The potential mechanisms underlying this apparent sex-specific moderation of QT prolongation by certain genetic modifiers, in this study NOS1AP sequence variants, remains to be elucidated. It is well established that sex influences QTc in an age dependent manner in both LQTS and the general population [34]. This has mainly been attributed to the modulating effects of androgens and oestrogens whose levels naturally differ between the sexes as well as over time. Expression-levels of KCNQ1 and KCNH2 have been shown to differ in an age-and-sex dependent manner when studied in independent LQTS families (n = 163, whereof 98 LQTS patients), including significantly different mRNA levels in children, adults and adults over the age of 55 years [35]. Interestingly, significantly lower KCNQ1 and KCNH2 mRNA levels were detected in male LQTS patients as compared to females (p = 0.0084; p = 0.035), possibly indicating an increased vulnerability in LQTS males to effects of NOS1AP loss-of-function sequence variants affecting repolarization reserve.

With regards to limitations, in the present study, the effects of multiple covariates on QTc, including NOS1AP genotype, KCNQ1 genotype, sex, and age were assessed in the pedigree-based measured genotype association analysis, however, as the study population is relatively young (mean age 31 ± 22 years) and otherwise healthy, the model did not include additional covariates, such as obesity or drug use (medical or other), which may influence QTc. Also, while effects of derived rs12143842 and rs16847548 sequence variants on QTc were significant in males only and effect sizes significantly larger in males as compared to females, the general trend of derived alleles was consequently QT prolonging in all participants of all genotype groups. As the sex stratified analyses were powered to detect effects on QTc >7 ms, the lack of significance for the mean prolonging effect of ~4 ms in females (similar to that seen in the general population [15]) may well be due to sample size, i.e. indicating a moderating effect for sex on effect size per se, rather than an isolated male-specific effect. Still, it is notable that, in this study, across the genotype groups, the significant male effects of NOS1AP sequence variants on QTc are approximately double that of the group mean, and more than three times that of the females. Clearly, to formally assess small effects, or to test interactions of sex and sequence variants by age groups, i.e. in relation to possible complex effects secondary to sex hormones throughout life, a larger sample size is needed.

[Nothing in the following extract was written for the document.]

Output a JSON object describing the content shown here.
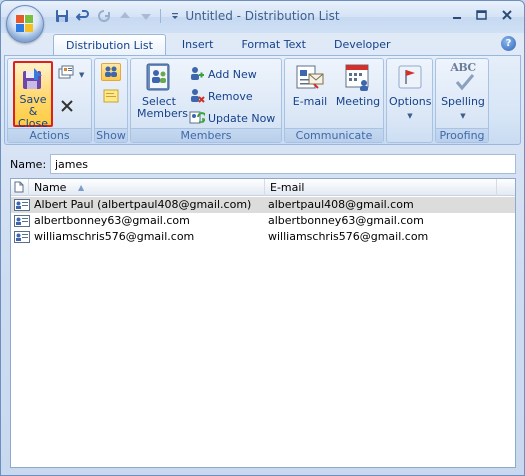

In summary, further studies on possible interactions between sex and sequence variants in basic science models as well as heterogeneous LQTS samples are needed to elucidate underlying mechanisms as well as whether our finding is specific to these founder populations or generalizable to the LQT1/LQTS populations, especially as NOS1AP sequence variants are emerging as markers not only for QT prolongation but also clinical risk stratification for LQTS families [13, 14, 36]. In this context, the need for further study of possible sex differences in NOS1AP sequence variant effects prior to using these markers for general clinical risk stratification becomes evident.

Conclusions

In this study, sex was identified as a moderator of the association between NOS1AP sequence variants and QTc prolongation in two LQT1 founder populations. This finding may be of significance when applying NOS1AP genotype to clinical risk stratification, as our data suggests that the effects of this risk marker on QTc are not sex neutral.